We pretend we don’t understand them, but, without much effort, we could. Since they are us, and we are them.
I grew up in what is now a desert of empty boxes of buildings that once housed three shifts. Of wide boulevards that once moved those shift workers and now cracked by weeds pushing through concrete. The factories and roads are being reclaimed by nature.
Then there is the other nature. The nature of expectations. People, most of them men-people, were expecting to fill those three shifts. Like their fathers, uncles and even grandfathers did. The work was a grind, day-in day-out in a noisy factory, but you earned enough money to raise your family, an awesome health package, a little cottage near a lake and a minor discount on next year’s model. You married your high school sweetheart. You went out with the guys after shift. You did your part.
But now, instead of a cold one on your dock, you’re the protagonist in a Springsteen ode.

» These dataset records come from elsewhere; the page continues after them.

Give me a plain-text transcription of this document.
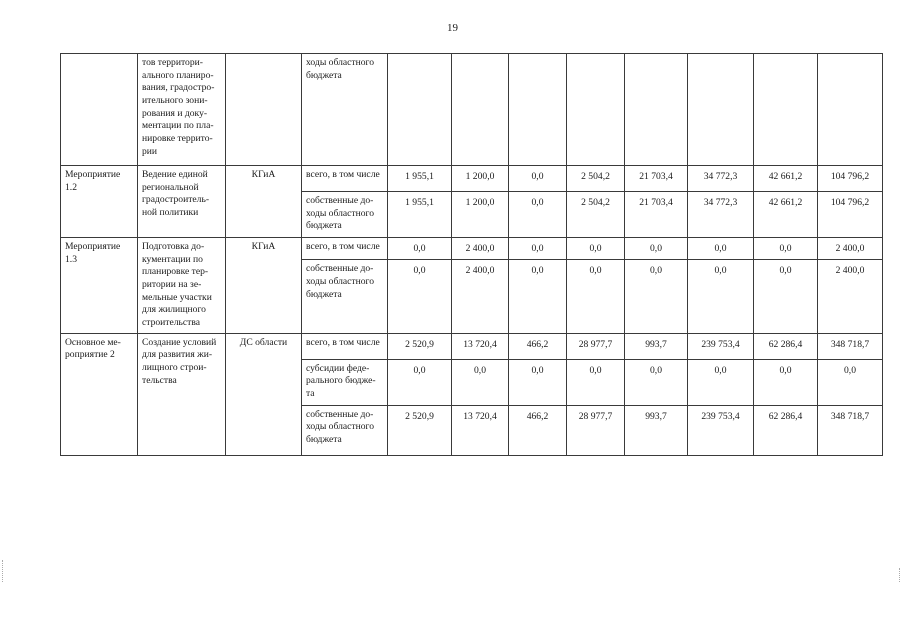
19
	тов территори-ального планиро-вания, градостро-ительного зони-рования и доку-ментации по пла-нировке террито-рии		ходы областного бюджета								
Мероприятие 1.2	Ведение единой региональной градостроитель-ной политики	КГиА	всего, в том числе	1 955,1	1 200,0	0,0	2 504,2	21 703,4	34 772,3	42 661,2	104 796,2
			собственные до-ходы областного бюджета	1 955,1	1 200,0	0,0	2 504,2	21 703,4	34 772,3	42 661,2	104 796,2
Мероприятие 1.3	Подготовка до-кументации по планировке тер-ритории на зе-мельные участки для жилищного строительства	КГиА	всего, в том числе	0,0	2 400,0	0,0	0,0	0,0	0,0	0,0	2 400,0
			собственные до-ходы областного бюджета	0,0	2 400,0	0,0	0,0	0,0	0,0	0,0	2 400,0
Основное ме-роприятие 2	Создание условий для развития жи-лищного строи-тельства	ДС области	всего, в том числе	2 520,9	13 720,4	466,2	28 977,7	993,7	239 753,4	62 286,4	348 718,7
			субсидии феде-рального бюдже-та	0,0	0,0	0,0	0,0	0,0	0,0	0,0	0,0
			собственные до-ходы областного бюджета	2 520,9	13 720,4	466,2	28 977,7	993,7	239 753,4	62 286,4	348 718,7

And even The Boss doesn’t get you, anymore. He lives in Greenwich. He takes his daughter to dressage competitions. Is that a sport? You played hockey, in the neighbor’s backyard that they flooded after you got your new skates at Christmas.
You never or just barely had a chance at those high-paying factory jobs. You stuck around, waiting for an industry comeback. Instead, the unskilled and semi-skilled jobs that came back paid less. So yeah. You’re disappointed. You’re willing to work hard. But jobs moved across oceans where people get paid pennies and there aren’t all the rules about health and safety and smokestacks that drove work away. The import side of the equation? People from countries not where your people are from with a dollop of terrorism and fear.
Crashed expectations crash into reality.
Those who left are judging those who stayed. Don’t lie. We know them. They are us. And we are them.